5月29日に上映開始した劇場アニメ「劇場版モノノ怪 第三章 蛇神」において、製作統括の山本幸治氏が声優交代と再起用に関する経緯を説明し、謝罪しました。同作は当初、不倫スキャンダルによる櫻井孝宏の降板が決定されていましたが、最終章で再起用される形に。その事実が公開後に判明することで多くの議論が生じました。山本氏は再起用に物語上の必要性とファンの声を挙げつつ、事前告知の不足を認め、「観客が鑑賞可否を判断する機会を奪った」と謝罪。これを受け、プロデューサー業の引退を表明しました。

櫻井の降板、再起用に加え、ファンへの情報提供の欠如が問題の本質です。本件は、時代感覚や観客との信頼構築が製作方針に反映されず、配慮が欠落した事例として映ります。
本件における問題点はシンプルでいて重大です。一貫性を欠く声優起用の方針、公演直前の情報隠蔽、これにより生じた観客の選択肢の剥奪――それらすべてが「観客ファーストの姿勢」を欠如させています。

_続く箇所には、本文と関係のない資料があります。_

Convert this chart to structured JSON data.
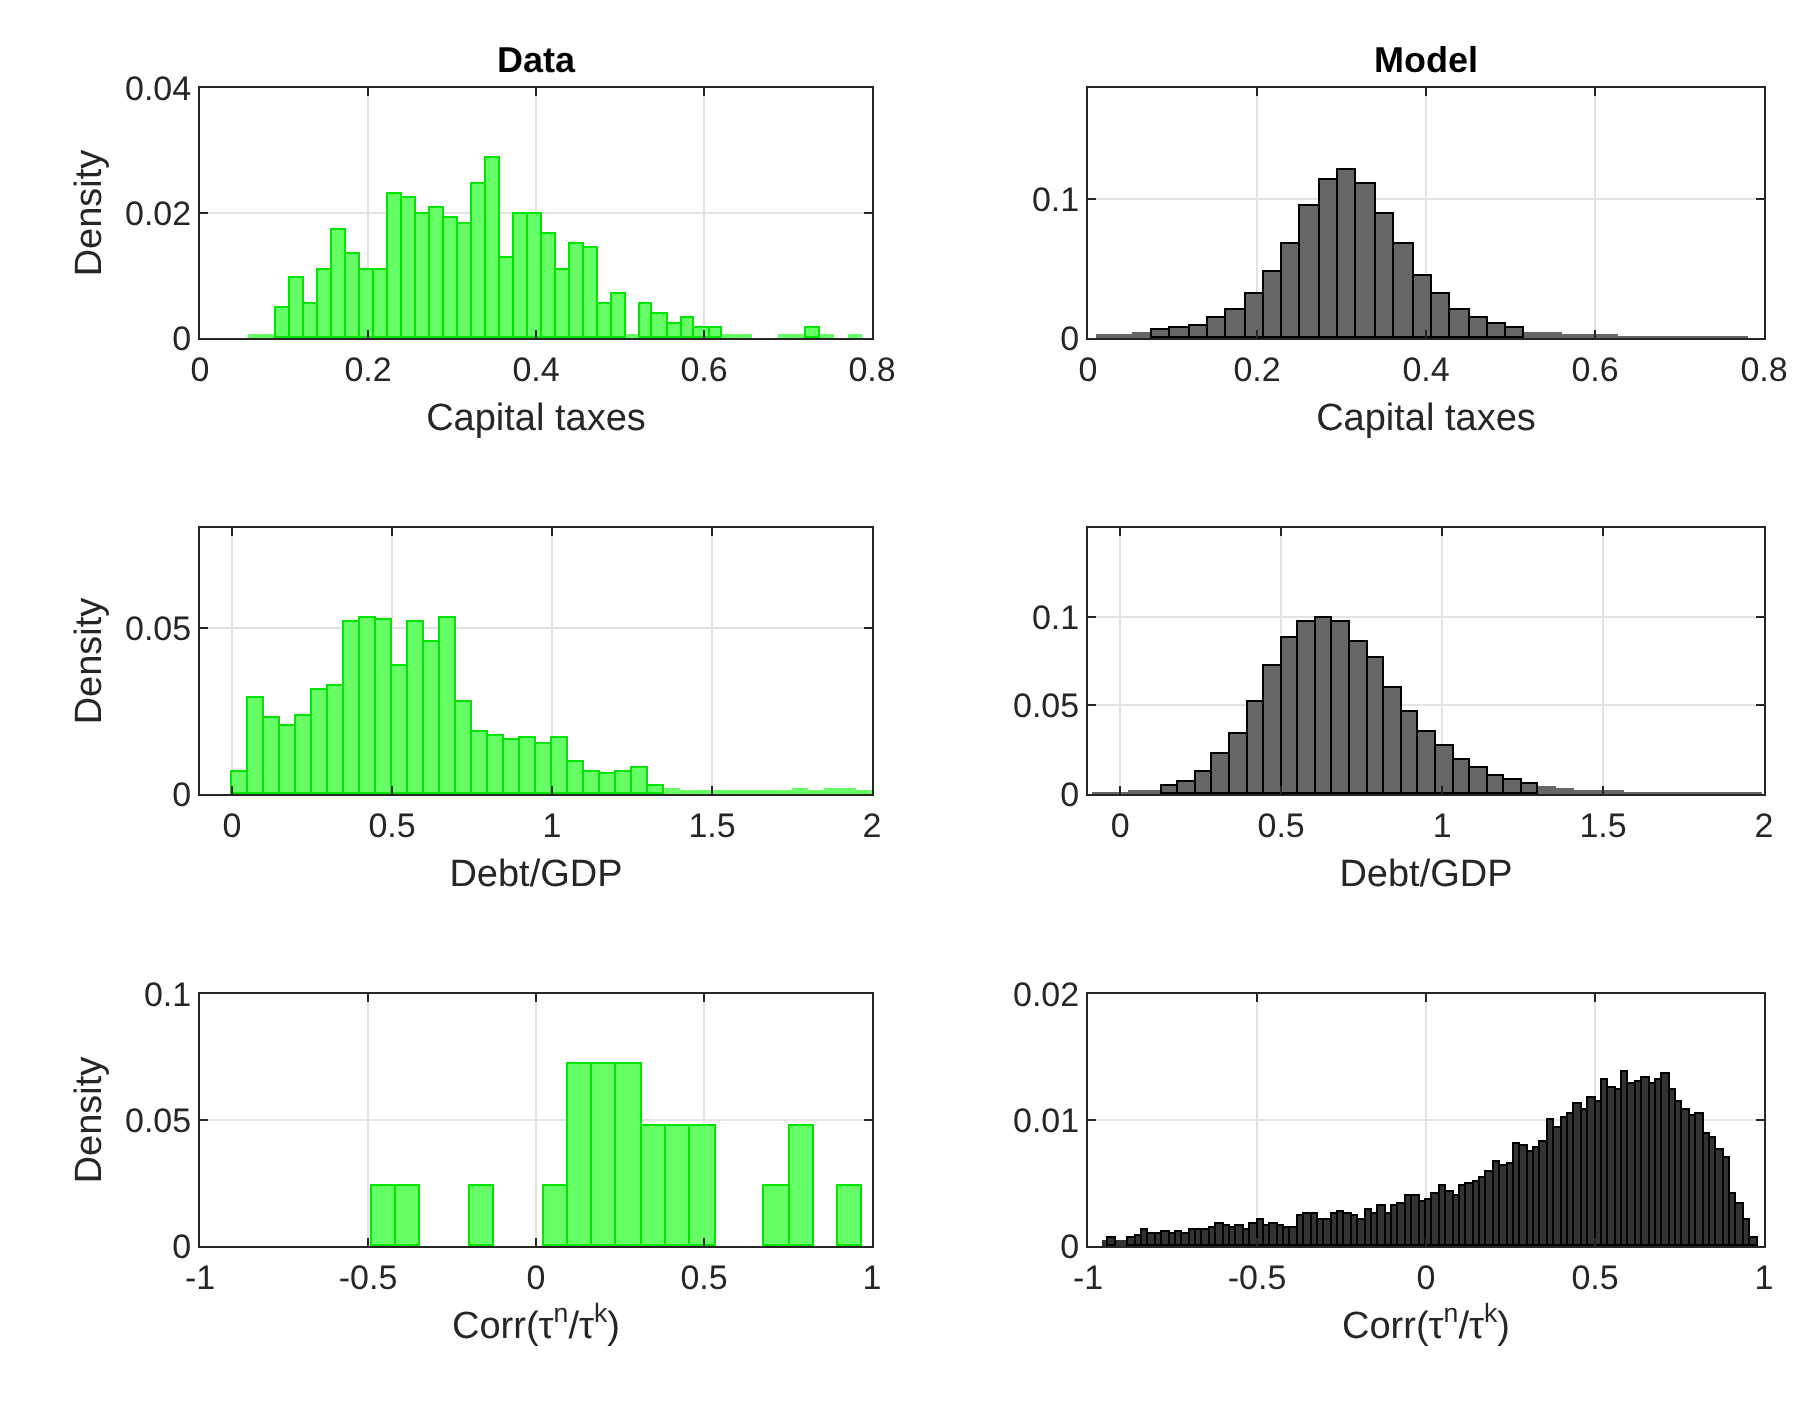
{
  "chart_data": [
    {
      "type": "histogram",
      "title": "Data",
      "xlabel": "Capital taxes",
      "ylabel": "Density",
      "color": "#66ff66",
      "grid": true,
      "xlim": [
        0,
        0.8
      ],
      "xticks": [
        0,
        0.2,
        0.4,
        0.6,
        0.8
      ],
      "ylim": [
        0,
        0.04
      ],
      "yticks": [
        0,
        0.02,
        0.04
      ],
      "bins": [
        0.058,
        0.075,
        0.091,
        0.108,
        0.124,
        0.141,
        0.158,
        0.174,
        0.191,
        0.207,
        0.224,
        0.241,
        0.257,
        0.274,
        0.29,
        0.307,
        0.324,
        0.34,
        0.357,
        0.373,
        0.39,
        0.407,
        0.423,
        0.44,
        0.456,
        0.473,
        0.49,
        0.506,
        0.523,
        0.539,
        0.556,
        0.573,
        0.589,
        0.606,
        0.622,
        0.639,
        0.656,
        0.689,
        0.705,
        0.722,
        0.739,
        0.755,
        0.772,
        0.788
      ],
      "values": [
        0.0006,
        0.0006,
        0.0047,
        0.0095,
        0.0055,
        0.011,
        0.0174,
        0.0135,
        0.011,
        0.011,
        0.0231,
        0.0224,
        0.0199,
        0.0207,
        0.0191,
        0.0182,
        0.0247,
        0.0288,
        0.0127,
        0.0199,
        0.0199,
        0.0167,
        0.011,
        0.0151,
        0.0143,
        0.0055,
        0.0071,
        0.0006,
        0.0055,
        0.0039,
        0.0022,
        0.0031,
        0.0015,
        0.0015,
        0.0006,
        0.0006,
        0,
        0.0006,
        0.0006,
        0.0015,
        0.0006,
        0,
        0.0006
      ]
    },
    {
      "type": "histogram",
      "title": "Model",
      "xlabel": "Capital taxes",
      "color": "#666666",
      "grid": true,
      "xlim": [
        0,
        0.8
      ],
      "xticks": [
        0,
        0.2,
        0.4,
        0.6,
        0.8
      ],
      "ylim": [
        0,
        0.18
      ],
      "yticks": [
        0,
        0.1
      ],
      "bins": [
        0.009,
        0.031,
        0.053,
        0.075,
        0.097,
        0.12,
        0.142,
        0.164,
        0.186,
        0.208,
        0.23,
        0.252,
        0.274,
        0.296,
        0.318,
        0.341,
        0.363,
        0.385,
        0.407,
        0.429,
        0.451,
        0.473,
        0.495,
        0.517,
        0.539,
        0.562,
        0.584,
        0.606,
        0.628,
        0.65,
        0.672,
        0.694,
        0.716,
        0.738,
        0.76,
        0.782
      ],
      "values": [
        0.002,
        0.003,
        0.004,
        0.006,
        0.007,
        0.009,
        0.014,
        0.02,
        0.031,
        0.047,
        0.068,
        0.095,
        0.114,
        0.121,
        0.111,
        0.089,
        0.067,
        0.045,
        0.031,
        0.02,
        0.015,
        0.01,
        0.007,
        0.005,
        0.004,
        0.003,
        0.002,
        0.002,
        0.001,
        0.001,
        0.001,
        0.001,
        0.001,
        0.001,
        0.0005
      ]
    },
    {
      "type": "histogram",
      "xlabel": "Debt/GDP",
      "ylabel": "Density",
      "color": "#66ff66",
      "grid": true,
      "xlim": [
        -0.1,
        2
      ],
      "xticks": [
        0,
        0.5,
        1,
        1.5,
        2
      ],
      "ylim": [
        0,
        0.08
      ],
      "yticks": [
        0,
        0.05
      ],
      "bins": [
        0,
        0.05,
        0.1,
        0.15,
        0.2,
        0.25,
        0.3,
        0.35,
        0.4,
        0.45,
        0.5,
        0.55,
        0.6,
        0.65,
        0.7,
        0.75,
        0.8,
        0.85,
        0.9,
        0.95,
        1,
        1.05,
        1.1,
        1.15,
        1.2,
        1.25,
        1.3,
        1.35,
        1.4,
        1.45,
        1.5,
        1.55,
        1.6,
        1.65,
        1.7,
        1.75,
        1.8,
        1.85,
        1.9,
        1.95,
        2
      ],
      "values": [
        0.0065,
        0.0287,
        0.023,
        0.0205,
        0.0236,
        0.031,
        0.0325,
        0.0515,
        0.0532,
        0.0523,
        0.0382,
        0.0515,
        0.0458,
        0.053,
        0.0276,
        0.0184,
        0.0175,
        0.016,
        0.0167,
        0.0152,
        0.0167,
        0.0097,
        0.0065,
        0.0059,
        0.0065,
        0.008,
        0.0027,
        0.0017,
        0.0008,
        0.0008,
        0.0008,
        0.0008,
        0.0008,
        0.0008,
        0.0008,
        0.0017,
        0.0008,
        0.0017,
        0.0017,
        0.0008
      ]
    },
    {
      "type": "histogram",
      "xlabel": "Debt/GDP",
      "color": "#666666",
      "grid": true,
      "xlim": [
        -0.1,
        2
      ],
      "xticks": [
        0,
        0.5,
        1,
        1.5,
        2
      ],
      "ylim": [
        0,
        0.15
      ],
      "yticks": [
        0,
        0.05,
        0.1
      ],
      "bins": [
        -0.085,
        -0.032,
        0.022,
        0.075,
        0.128,
        0.182,
        0.235,
        0.288,
        0.341,
        0.395,
        0.448,
        0.501,
        0.555,
        0.608,
        0.661,
        0.715,
        0.768,
        0.821,
        0.874,
        0.928,
        0.981,
        1.034,
        1.088,
        1.141,
        1.194,
        1.248,
        1.301,
        1.354,
        1.407,
        1.461,
        1.514,
        1.567,
        1.621,
        1.674,
        1.727,
        1.781,
        1.834,
        1.887,
        1.94,
        1.994
      ],
      "values": [
        0.0004,
        0.0008,
        0.0016,
        0.0028,
        0.0048,
        0.0071,
        0.0123,
        0.0222,
        0.0337,
        0.0516,
        0.0722,
        0.0881,
        0.0968,
        0.0992,
        0.0968,
        0.0861,
        0.0762,
        0.0603,
        0.0468,
        0.0349,
        0.0266,
        0.0194,
        0.0147,
        0.0107,
        0.0075,
        0.0056,
        0.0044,
        0.0032,
        0.002,
        0.0016,
        0.0012,
        0.0008,
        0.0006,
        0.0005,
        0.0004,
        0.0004,
        0.0003,
        0.0003,
        0.0003
      ]
    },
    {
      "type": "histogram",
      "xlabel": "Corr(τ$^{n}$/τ$^{k}$)",
      "ylabel": "Density",
      "color": "#66ff66",
      "grid": true,
      "xlim": [
        -1,
        1
      ],
      "xticks": [
        -1,
        -0.5,
        0,
        0.5,
        1
      ],
      "ylim": [
        0,
        0.1
      ],
      "yticks": [
        0,
        0.05,
        0.1
      ],
      "bins": [
        -0.491,
        -0.418,
        -0.345,
        -0.198,
        -0.125,
        0.021,
        0.095,
        0.168,
        0.241,
        0.314,
        0.387,
        0.461,
        0.534,
        0.68,
        0.753,
        0.827,
        0.9,
        0.973
      ],
      "values": [
        0.024,
        0.024,
        0,
        0.024,
        0,
        0.024,
        0.072,
        0.072,
        0.072,
        0.048,
        0.048,
        0.048,
        0,
        0.024,
        0.048,
        0,
        0.024
      ]
    },
    {
      "type": "histogram",
      "xlabel": "Corr(τ$^{n}$/τ$^{k}$)",
      "color": "#333333",
      "grid": true,
      "xlim": [
        -1,
        1
      ],
      "xticks": [
        -1,
        -0.5,
        0,
        0.5,
        1
      ],
      "ylim": [
        0,
        0.02
      ],
      "yticks": [
        0,
        0.01,
        0.02
      ],
      "bins": [
        -0.96,
        -0.94,
        -0.92,
        -0.9,
        -0.88,
        -0.86,
        -0.84,
        -0.82,
        -0.8,
        -0.78,
        -0.76,
        -0.74,
        -0.72,
        -0.7,
        -0.68,
        -0.66,
        -0.64,
        -0.62,
        -0.6,
        -0.58,
        -0.56,
        -0.54,
        -0.52,
        -0.5,
        -0.48,
        -0.46,
        -0.44,
        -0.42,
        -0.4,
        -0.38,
        -0.36,
        -0.34,
        -0.32,
        -0.3,
        -0.28,
        -0.26,
        -0.24,
        -0.22,
        -0.2,
        -0.18,
        -0.16,
        -0.14,
        -0.12,
        -0.1,
        -0.08,
        -0.06,
        -0.04,
        -0.02,
        0,
        0.02,
        0.04,
        0.06,
        0.08,
        0.1,
        0.12,
        0.14,
        0.16,
        0.18,
        0.2,
        0.22,
        0.24,
        0.26,
        0.28,
        0.3,
        0.32,
        0.34,
        0.36,
        0.38,
        0.4,
        0.42,
        0.44,
        0.46,
        0.48,
        0.5,
        0.52,
        0.54,
        0.56,
        0.58,
        0.6,
        0.62,
        0.64,
        0.66,
        0.68,
        0.7,
        0.72,
        0.74,
        0.76,
        0.78,
        0.8,
        0.82,
        0.84,
        0.86,
        0.88,
        0.9,
        0.92,
        0.94,
        0.96,
        0.98
      ],
      "values": [
        0.0005,
        0.0006,
        0.0005,
        0.0005,
        0.0007,
        0.0008,
        0.0012,
        0.001,
        0.0009,
        0.0011,
        0.0009,
        0.0011,
        0.0009,
        0.0012,
        0.0012,
        0.0013,
        0.0015,
        0.0018,
        0.0016,
        0.0014,
        0.0016,
        0.0013,
        0.0017,
        0.0021,
        0.0016,
        0.0018,
        0.0016,
        0.0014,
        0.0015,
        0.0024,
        0.0026,
        0.0025,
        0.0021,
        0.0021,
        0.0025,
        0.0027,
        0.0026,
        0.0024,
        0.0021,
        0.0029,
        0.0025,
        0.0032,
        0.0026,
        0.0032,
        0.0034,
        0.0039,
        0.0039,
        0.0035,
        0.0037,
        0.0042,
        0.0047,
        0.0043,
        0.0039,
        0.0047,
        0.0049,
        0.0051,
        0.0054,
        0.0058,
        0.0066,
        0.0064,
        0.0065,
        0.0081,
        0.0079,
        0.0074,
        0.0078,
        0.0083,
        0.01,
        0.0093,
        0.0102,
        0.0105,
        0.0112,
        0.0108,
        0.0117,
        0.0115,
        0.0132,
        0.0126,
        0.0124,
        0.0138,
        0.0128,
        0.013,
        0.0133,
        0.0128,
        0.0132,
        0.0136,
        0.0124,
        0.0115,
        0.0108,
        0.0103,
        0.0104,
        0.0089,
        0.0085,
        0.0076,
        0.007,
        0.0042,
        0.0033,
        0.002,
        0.0006
      ]
    }
  ]
}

特に、品位や倫理観が問われるスキャンダルの余波をどう処理すべきかという現代的課題に対し、作品性や利益の優先が結果として支持者の分断を招く結果となったことは深刻です。
解決策として、
起用方針に一貫性を持たせ、スキャンダルが絡む場合には透明性を徹底する。作品公開前の情報提供を義務化し、ファンに十分な判断材料を与える。スタッフ内での倫理的リスク管理体制を確立することが求められます。「美しい物語」は創作だけで成り立つものではありません。裏方の誠実さや透明性が伴うことで、初めて真実の価値を備えるのです。
ネットからのコメント
1、報道があった当時、仮に続投させたとしてもそれはそれで(批判はあれど)納得した人も多かったと思うよ現に鬼滅の義勇さんは続投だしただ、そもそも最初に「作品の方向性を鑑みての降板」という思い切ったことをしたのに、寄りによって1番その方向性が色濃く出る最終章で再び出すのはアカンかったのでは?あとそもそも元のキャラデザの方ともXで大揉めしてたし…わりとコアなファンの方も多い作品だけに裏方で揉めてるのが見えるとなんか残念な気持ちになってしまう。

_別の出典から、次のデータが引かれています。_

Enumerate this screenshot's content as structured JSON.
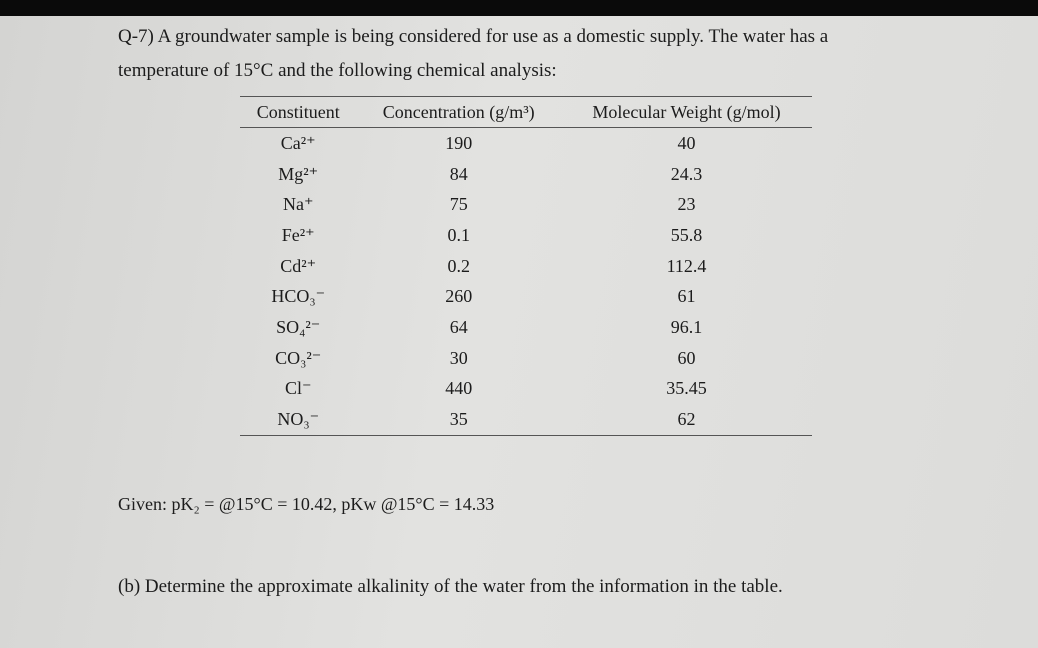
{
  "question": {
    "line1": "Q-7) A groundwater sample is being considered for use as a domestic supply. The water has a",
    "line2": "temperature of 15°C and the following chemical analysis:"
  },
  "table": {
    "header": [
      "Constituent",
      "Concentration (g/m³)",
      "Molecular Weight (g/mol)"
    ],
    "rows": [
      [
        "Ca²⁺",
        "190",
        "40"
      ],
      [
        "Mg²⁺",
        "84",
        "24.3"
      ],
      [
        "Na⁺",
        "75",
        "23"
      ],
      [
        "Fe²⁺",
        "0.1",
        "55.8"
      ],
      [
        "Cd²⁺",
        "0.2",
        "112.4"
      ],
      [
        "HCO₃⁻",
        "260",
        "61"
      ],
      [
        "SO₄²⁻",
        "64",
        "96.1"
      ],
      [
        "CO₃²⁻",
        "30",
        "60"
      ],
      [
        "Cl⁻",
        "440",
        "35.45"
      ],
      [
        "NO₃⁻",
        "35",
        "62"
      ]
    ]
  },
  "given": "Given: pK₂ = @15°C = 10.42, pKw @15°C = 14.33",
  "part_b": "(b) Determine the approximate alkalinity of the water from the information in the table."
}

2、ポイントは降板を決めた人間と再起用を決めた人間が同じだということ。にもかかわらず、再起用の際は事前にアナウンスが無かった。「作品に罪はない」「演じる役柄に罪はない」とかそういう話じゃなくて、要するに「筋が通っていないだろ」っていう話。不倫報道で降板させずに起用継続した作品もあるわけで、決定の是非は別にして、そちらの方がはるかに筋が通っている。

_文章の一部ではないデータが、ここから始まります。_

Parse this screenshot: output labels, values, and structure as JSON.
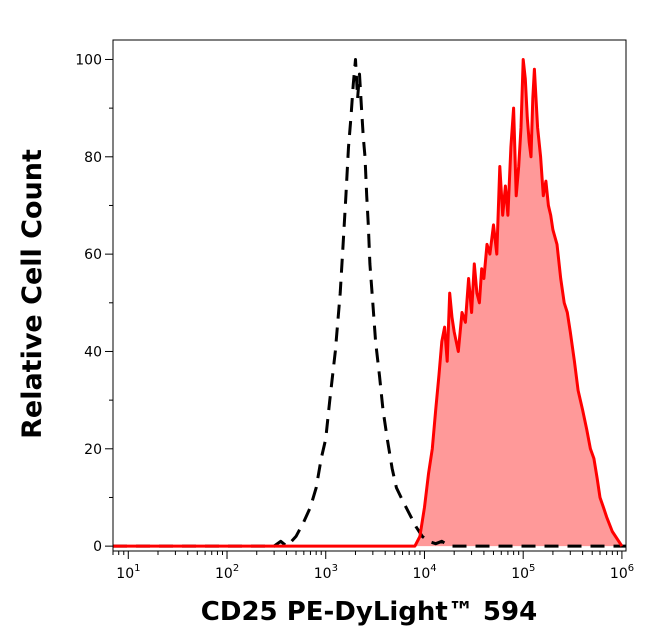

3、櫻井孝宏については、むかし三谷幸喜の演劇の脚本を盗作して騒動になり、三谷氏に直接謝罪した事件があった。それで数年前の不倫の時に、文春にその頃の様子も書かれていて「何をやらかしても、事務所とこの業界は必ず俺のことを守ってくれる」と自慢気に話していた、などということだが、もしこれが本当なら人としてはかなり危うい人なんだろうなって印象。好きなアニメの声をあててほしくないという人がいても不思議ではない。逆に盲信的に擁護している方がどうかしているだろう。
4、櫻井さん演じる薬売りを見たい人もいるだろうし、二度と見たくない人もいるだろう。
TVと違って、映画はチケットを買って積極的に見に行く娯楽だから、「見たくない人は見なければいい」でTVでは干されたような人も起用しやすいのだけれど、今回は「見たくない人は見なければいい」が通用しない、サプライズでの起用だったのが一番よくなかったね。